No liberal victimhood.
No social-service plantation dressed up as justice.
No pretending that permanent dependency is compassion.
Her message was simple, sharp, and necessary: wake up, go to work, invest directly, or stop pretending to care.
She reminded listeners that black America is not a community of permanent victims. It is a people with inheritance, dignity, history, faith, and power. She rejected the tired machinery that profits from telling people they are broken beyond repair. She spoke of neighborhoods, families, education, crime, ownership, and dignity with the clarity of someone who has seen both the harm of dependency and the strength that rises when people remember who they are.
Memorial Day itself carried that same truth. Freed black Americans helped shape one of this nation’s sacred traditions, honoring Union dead in Charleston in 1865. They did not wait for permission to remember. They gathered, buried, honored, and declared through action that freedom deserves reverence. As P. Rae made clear, if black Americans could influence the calendar of the nation, then why pretend they cannot influence their own future?
That question hung over the hour.
The conversation moved from Bob Woodson to Rob Base, from hip-hop’s power to unite to the damage caused when culture is turned into a soundtrack for death. It moved from music as memory to music as responsibility. Hip-hop, in its best form, tells stories from the ground. It gives life. It carries rhythm, pain, joy, warning, and witness. But when culture is hijacked by industries that profit from debauchery, death, and division, it stops speaking life and starts selling destruction back to the very communities it claims to represent.
The show moved from Muslim-American service to the difference between faith and terrorism. It moved from Memorial Day to military sacrifice across backgrounds and religions. It moved from fatherlessness to teen takeovers, from social media chaos to the missing role models young men and women desperately need. It moved from race politics to the deeper American question beneath it all: are we going to keep monetizing wounds, or are we finally going to start rebuilding people?
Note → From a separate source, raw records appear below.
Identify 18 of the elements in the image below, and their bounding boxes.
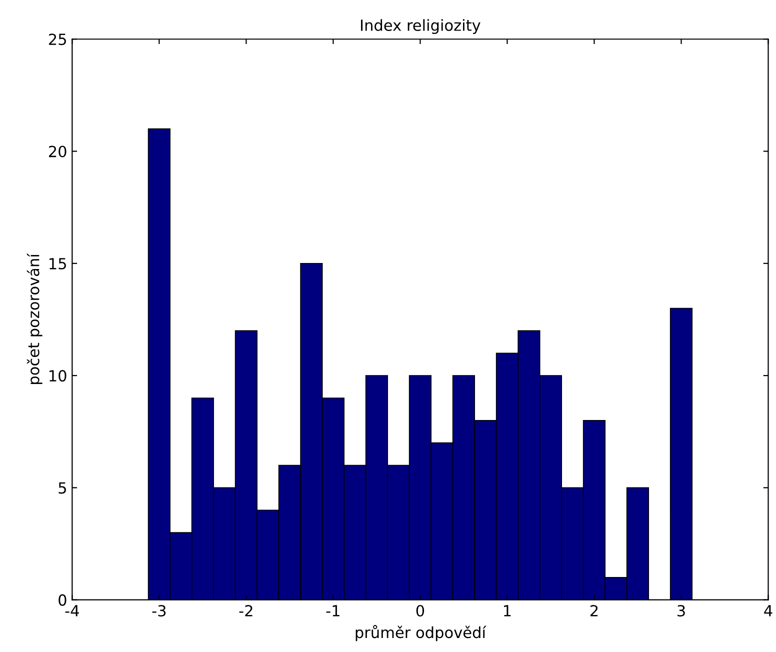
- y-tick-label: 0: [58, 594, 66, 606]
- y-tick-label: 5: [58, 482, 66, 494]
- x-tick-label: -4: [65, 605, 79, 616]
- x-tick-label: 0: [416, 604, 424, 617]
- y-axis-title: počet pozorování: [26, 253, 42, 384]
- x-tick-label: -3: [152, 604, 166, 617]
- y-tick-label: 10: [50, 370, 66, 382]
- y-tick-label: 20: [48, 146, 66, 158]
- y-tick-label: 15: [50, 258, 66, 270]
- x-tick-label: 3: [678, 604, 685, 617]
- x-tick-label: 4: [764, 605, 772, 616]
- x-tick-label: 2: [590, 604, 598, 616]
- x-tick-label: -2: [239, 604, 252, 616]
- x-axis-title: průměr odpovědí: [356, 625, 486, 642]
- y-tick-label: 25: [48, 34, 66, 46]
- x-tick-label: 1: [504, 605, 511, 616]
- x-tick-label: -1: [326, 605, 340, 616]
- chart-title: Index religiozity: [361, 19, 480, 34]
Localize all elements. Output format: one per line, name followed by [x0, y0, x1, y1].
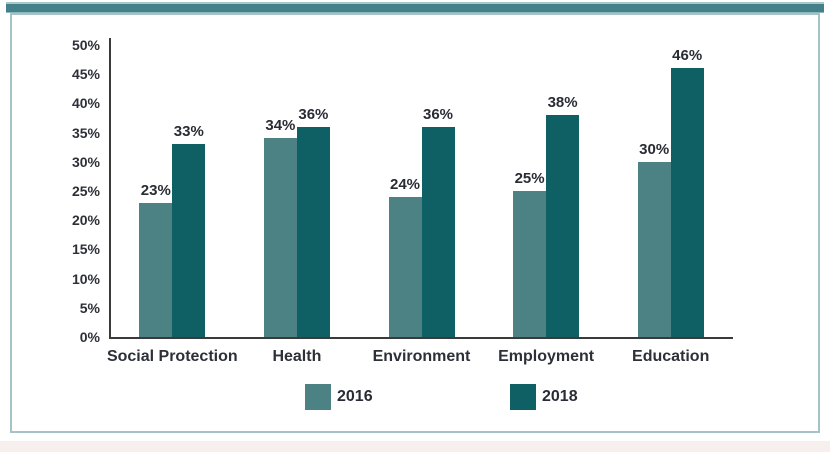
x-axis-category-label-social-protection: Social Protection — [106, 348, 238, 365]
y-axis-tick-label: 50% — [71, 37, 100, 53]
bar-2016-employment — [513, 191, 547, 337]
x-axis-line — [109, 337, 733, 339]
bar-value-label: 36% — [422, 105, 454, 123]
legend-label-2018: 2018 — [542, 388, 578, 405]
legend-item-2016: 2016 — [305, 384, 415, 410]
y-axis-tick-label: 10% — [71, 270, 100, 287]
bar-value-label: 34% — [265, 117, 296, 135]
x-axis-category-label-environment: Environment — [372, 348, 471, 365]
bar-value-label: 25% — [514, 170, 545, 187]
bar-2018-environment — [421, 126, 455, 337]
x-axis-category-label-employment: Employment — [498, 348, 595, 365]
legend-label-2016: 2016 — [337, 388, 373, 405]
legend-swatch-2018 — [510, 384, 536, 410]
y-axis-tick-label: 0% — [79, 329, 100, 345]
y-axis-tick-label: 25% — [71, 183, 100, 199]
bar-2018-education — [670, 68, 704, 337]
legend-swatch-2016 — [305, 384, 331, 410]
bar-2016-health — [263, 138, 297, 337]
bar-2016-environment — [388, 196, 422, 337]
y-axis-tick-label: 40% — [71, 95, 100, 112]
page-bottom-strip — [0, 441, 830, 452]
y-axis-tick-label: 35% — [71, 124, 100, 141]
y-axis-tick-label: 15% — [71, 241, 100, 258]
bar-value-label: 33% — [173, 123, 204, 141]
bar-2018-social-protection — [172, 144, 206, 337]
bar-2016-social-protection — [139, 202, 173, 337]
bar-2016-education — [637, 161, 671, 337]
bar-2018-employment — [546, 115, 580, 337]
bar-value-label: 30% — [639, 140, 670, 158]
y-axis-tick-label: 20% — [71, 212, 100, 229]
y-axis-tick-label: 5% — [79, 299, 100, 316]
y-axis-tick-label: 30% — [71, 153, 100, 170]
y-axis-tick-label: 45% — [71, 66, 100, 83]
bar-value-label: 46% — [672, 47, 703, 65]
bar-value-label: 36% — [298, 105, 329, 123]
bar-value-label: 23% — [140, 181, 171, 199]
x-axis-category-label-education: Education — [632, 348, 710, 365]
top-accent-bar — [6, 2, 824, 13]
y-axis-line — [109, 38, 111, 339]
x-axis-category-label-health: Health — [272, 348, 322, 365]
bar-value-label: 38% — [547, 94, 578, 112]
bar-value-label: 24% — [389, 175, 421, 193]
bar-2018-health — [296, 126, 330, 337]
legend-item-2018: 2018 — [510, 384, 620, 410]
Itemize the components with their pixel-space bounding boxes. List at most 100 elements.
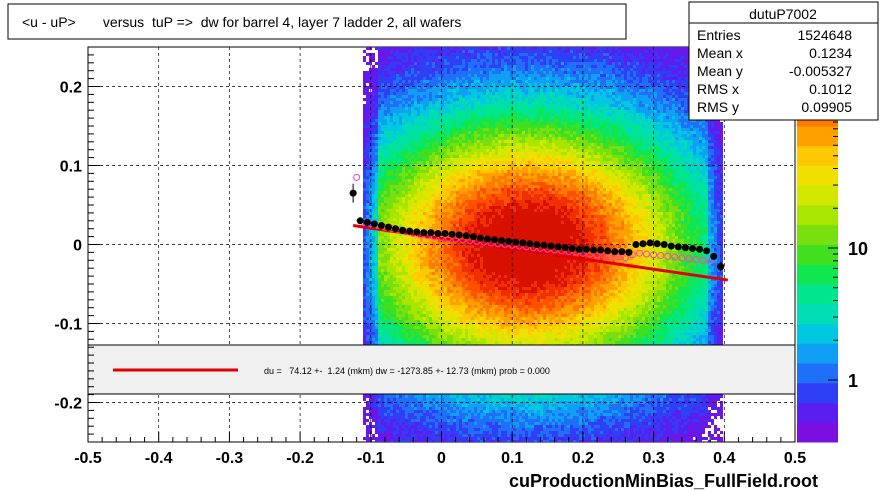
profile-black-point [554,243,562,251]
y-tick-label: 0.2 [60,80,82,97]
color-bar-segment [797,402,838,423]
profile-pink-point [671,253,679,261]
color-bar-segment [797,382,838,403]
profile-black-point [667,242,675,250]
profile-pink-point [586,250,594,258]
profile-black-point [512,238,520,246]
profile-black-point [498,237,506,245]
profile-black-point [349,189,357,197]
profile-pink-point [459,236,467,244]
profile-black-point [448,230,456,238]
profile-black-point [462,232,470,240]
profile-black-point [476,234,484,242]
color-bar-segment [797,224,838,245]
profile-black-point [420,229,428,237]
profile-pink-point [466,237,474,245]
profile-black-point [505,237,513,245]
stats-label: RMS x [697,81,739,97]
stats-value: 0.1234 [809,45,852,61]
profile-black-point [597,246,605,254]
x-tick-label: 0.2 [572,450,594,467]
color-bar-segment [797,284,838,305]
x-tick-label: 0.5 [784,450,806,467]
axes: -0.5 -0.4 -0.3 -0.2 -0.1 0 0.1 0.2 0.3 0.4 0.5 -0.2… [54,46,806,467]
profile-black-point [469,233,477,241]
x-tick-label: -0.2 [286,450,314,467]
profile-black-point [653,240,661,248]
profile-pink-point [699,256,707,264]
profile-pink-point [635,249,643,257]
profile-black-point [406,227,414,235]
profile-pink-point [353,173,361,181]
profile-black-point [370,220,378,228]
profile-black-point [646,239,654,247]
profile-black-point [434,229,442,237]
profile-black-point [377,222,385,230]
stats-label: Mean y [697,63,743,79]
profile-pink-point [445,234,453,242]
color-bar-label: 1 [848,371,858,391]
profile-black-point [639,240,647,248]
profile-pink-point [600,252,608,260]
profile-black-point [681,244,689,252]
profile-pink-point [657,252,665,260]
profile-pink-point [607,252,615,260]
y-tick-label: 0 [73,238,82,255]
y-tick-label: 0.1 [60,159,82,176]
color-bar-segment [797,422,838,443]
chart-title: <u - uP> versus tuP => dw for barrel 4, … [22,14,461,30]
profile-black-point [547,242,555,250]
color-bar-segment [797,303,838,324]
profile-black-point [533,241,541,248]
stats-value: -0.005327 [789,63,852,79]
profile-black-point [413,228,421,236]
profile-black-point [611,248,619,256]
profile-black-point [399,226,407,234]
profile-black-point [519,239,527,247]
profile-pink-point [438,233,445,241]
profile-black-point [526,240,534,248]
x-tick-label: 0.3 [642,450,664,467]
color-bar-segment [797,343,838,364]
profile-pink-point [692,256,700,264]
stats-value: 1524648 [797,27,852,43]
profile-pink-point [643,250,651,258]
profile-black-point [717,263,725,271]
profile-black-point [696,245,704,253]
profile-pink-point [678,254,686,262]
profile-black-point [384,223,392,231]
y-tick-label: -0.2 [54,396,82,413]
profile-black-point [710,252,718,260]
x-tick-label: 0.1 [501,450,523,467]
stats-label: Mean x [697,45,743,61]
profile-pink-point [685,255,693,263]
profile-black-point [703,247,711,255]
profile-black-point [568,244,576,252]
stats-value: 0.09905 [801,99,852,115]
x-tick-label: -0.1 [357,450,385,467]
x-tick-label: -0.3 [216,450,244,467]
color-bar-segment [797,264,838,285]
stats-name: dutuP7002 [749,6,817,22]
stats-box: dutuP7002 Entries 1524648 Mean x 0.1234 Mean… [688,1,879,121]
profile-black-point [356,217,364,225]
color-bar-segment [797,363,838,384]
profile-black-point [674,243,682,251]
profile-black-point [455,231,463,239]
profile-black-point [392,225,400,233]
footer-filename: cuProductionMinBias_FullField.root [509,471,818,491]
stats-value: 0.1012 [809,81,852,97]
profile-black-point [363,218,371,226]
x-tick-label: -0.5 [74,450,102,467]
profile-pink-point [621,254,629,262]
profile-black-point [540,241,548,249]
color-bar-segment [797,205,838,226]
profile-black-point [632,241,640,248]
profile-pink-point [664,252,672,260]
fit-legend-text: du = 74.12 +- 1.24 (mkm) dw = -1273.85 +… [264,366,550,376]
profile-pink-point [650,251,658,259]
profile-overlay [349,173,729,282]
profile-black-point [660,241,668,248]
profile-black-point [625,248,633,256]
Because America is not healed by leaders who profit from pain.
America is not restored by people who campaign on broken families while doing nothing to rebuild them.
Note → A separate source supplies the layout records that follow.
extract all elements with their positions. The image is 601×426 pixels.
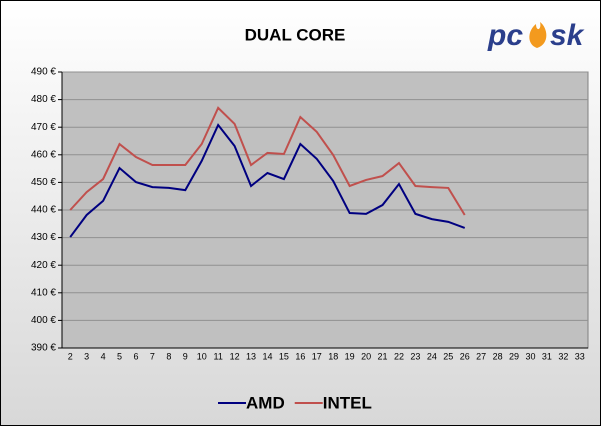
- x-tick-label: 32: [558, 351, 568, 361]
- series-line: [69, 123, 466, 238]
- x-tick-label: 26: [460, 351, 470, 361]
- x-tick-label: 25: [443, 351, 453, 361]
- x-tick-label: 7: [150, 351, 155, 361]
- x-tick-label: 10: [197, 351, 207, 361]
- x-tick-label: 30: [525, 351, 535, 361]
- x-tick-label: 18: [328, 351, 338, 361]
- y-tick-label: 440 €: [31, 205, 56, 216]
- legend-label: AMD: [246, 393, 285, 412]
- x-tick-label: 4: [101, 351, 106, 361]
- y-tick-label: 430 €: [31, 232, 56, 243]
- y-tick-label: 390 €: [31, 343, 56, 354]
- y-tick-label: 480 €: [31, 94, 56, 105]
- x-tick-label: 2: [68, 351, 73, 361]
- y-tick-label: 410 €: [31, 287, 56, 298]
- logo: pc sk: [487, 19, 585, 52]
- x-tick-label: 21: [378, 351, 388, 361]
- x-tick-label: 12: [230, 351, 240, 361]
- y-tick-label: 400 €: [31, 315, 56, 326]
- y-tick-label: 420 €: [31, 260, 56, 271]
- x-tick-label: 28: [493, 351, 503, 361]
- y-tick-label: 450 €: [31, 177, 56, 188]
- x-tick-label: 29: [509, 351, 519, 361]
- x-tick-label: 13: [246, 351, 256, 361]
- x-tick-label: 5: [117, 351, 122, 361]
- series-line: [69, 106, 466, 216]
- y-tick-label: 460 €: [31, 149, 56, 160]
- x-tick-label: 15: [279, 351, 289, 361]
- x-tick-label: 16: [295, 351, 305, 361]
- x-tick-label: 11: [213, 351, 222, 361]
- x-tick-label: 33: [575, 351, 585, 361]
- x-tick-label: 14: [262, 351, 272, 361]
- legend-label: INTEL: [323, 393, 372, 412]
- x-tick-label: 3: [84, 351, 89, 361]
- x-tick-label: 22: [394, 351, 404, 361]
- x-tick-label: 9: [183, 351, 188, 361]
- logo-text: sk: [550, 19, 585, 52]
- x-tick-label: 24: [427, 351, 437, 361]
- x-tick-label: 8: [166, 351, 171, 361]
- x-tick-label: 20: [361, 351, 371, 361]
- chart-title: DUAL CORE: [245, 25, 346, 44]
- x-tick-label: 19: [345, 351, 355, 361]
- logo-text: pc: [487, 19, 523, 52]
- y-tick-label: 490 €: [31, 67, 56, 78]
- x-tick-label: 23: [410, 351, 420, 361]
- x-tick-label: 31: [542, 351, 552, 361]
- x-tick-label: 27: [476, 351, 486, 361]
- x-tick-label: 17: [312, 351, 322, 361]
- y-tick-label: 470 €: [31, 122, 56, 133]
- x-tick-label: 6: [133, 351, 138, 361]
- logo-flame: [529, 22, 547, 48]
America is not strengthened by teaching children to hate the country before they understand the sacrifices that made their lives possible.
America is rebuilt by those who remember sacrifice, restore families, defend truth, protect children, honor work, and pick up the tools.
The rain came down.
The headlines came hard.
The truth came harder.
And by the end, the message was not complicated.
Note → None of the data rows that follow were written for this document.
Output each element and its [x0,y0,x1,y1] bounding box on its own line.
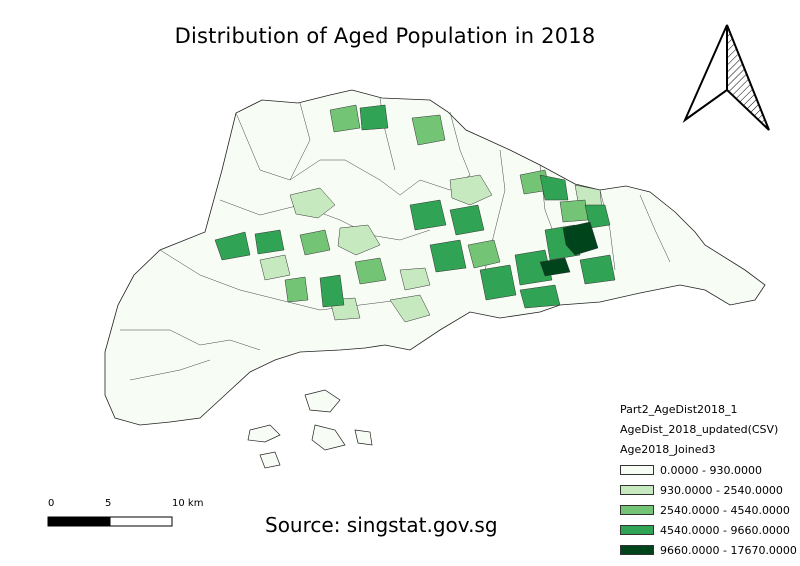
legend: Part2_AgeDist2018_1 AgeDist_2018_updated… [620,400,797,560]
legend-swatch [620,525,654,535]
legend-class-3: 4540.0000 - 9660.0000 [620,520,797,540]
legend-class-0: 0.0000 - 930.0000 [620,460,797,480]
legend-layer-1: Part2_AgeDist2018_1 [620,403,738,416]
offshore-islands [247,389,373,469]
north-arrow-icon [682,24,770,131]
scale-bar [47,516,173,527]
scale-tick-10km: 10 km [172,498,204,509]
legend-swatch [620,545,654,555]
scale-labels: 0 5 10 km [48,498,203,528]
legend-class-label: 930.0000 - 2540.0000 [660,483,783,497]
choropleth-regions [214,104,616,323]
legend-class-2: 2540.0000 - 4540.0000 [620,500,797,520]
legend-class-1: 930.0000 - 2540.0000 [620,480,797,500]
legend-swatch [620,465,654,475]
legend-swatch [620,485,654,495]
source-caption: Source: singstat.gov.sg [265,513,498,537]
map-title: Distribution of Aged Population in 2018 [174,24,596,48]
planning-area-boundaries [120,97,671,381]
legend-class-label: 0.0000 - 930.0000 [660,463,762,477]
legend-swatch [620,505,654,515]
legend-class-label: 4540.0000 - 9660.0000 [660,523,790,537]
legend-layer-3: Age2018_Joined3 [620,443,716,456]
legend-class-4: 9660.0000 - 17670.0000 [620,540,797,560]
legend-layer-2: AgeDist_2018_updated(CSV) [620,423,779,436]
scale-tick-5: 5 [105,498,112,509]
scale-tick-0: 0 [48,498,55,509]
legend-class-label: 9660.0000 - 17670.0000 [660,543,797,557]
legend-class-label: 2540.0000 - 4540.0000 [660,503,790,517]
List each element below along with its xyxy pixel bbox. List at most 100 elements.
“The people had a mind to work.”
That is the charge.
Wake up.
Get to work.

Project 21 Ambassador and Civic Leader
P. Rae Easley is a Project 21 Ambassador, civic leader, financial professional, and media commentator whose work spans public policy, regulated finance, and international education. She is recognized for combining technical expertise with community-centered advocacy.
She earned her Bachelor of Science in Finance from Hampton University and her Master of Education in Language, Literacy, and Culture from the University of Illinois Chicago.
P. Rae spent seven years as a FINRA-registered Investment Advisor at Merrill Lynch, advising clients on wealth management, financial planning, and risk analysis. Her experience in a highly regulated industry informs her approach to economic policy and fiscal accountability.
Her civic involvement began at age twelve in the office of Congressman Danny K. Davis. By high school graduation, she had completed more than 500 community service hours, including work related to federal housing policy and leadership within the NAACP.
P. Rae later served as a founding teacher at IQRA Bilingual Academy in Dakar, Senegal, and worked as an international literacy consultant. She is the former hostess of Black Excellence Hour on WVON 1690 AM Chicago, where the program became the station’s top-performing show.
She is frequently featured on national political platforms and is the mother of a fourteen-year-old daughter who attends Chicago Public Schools.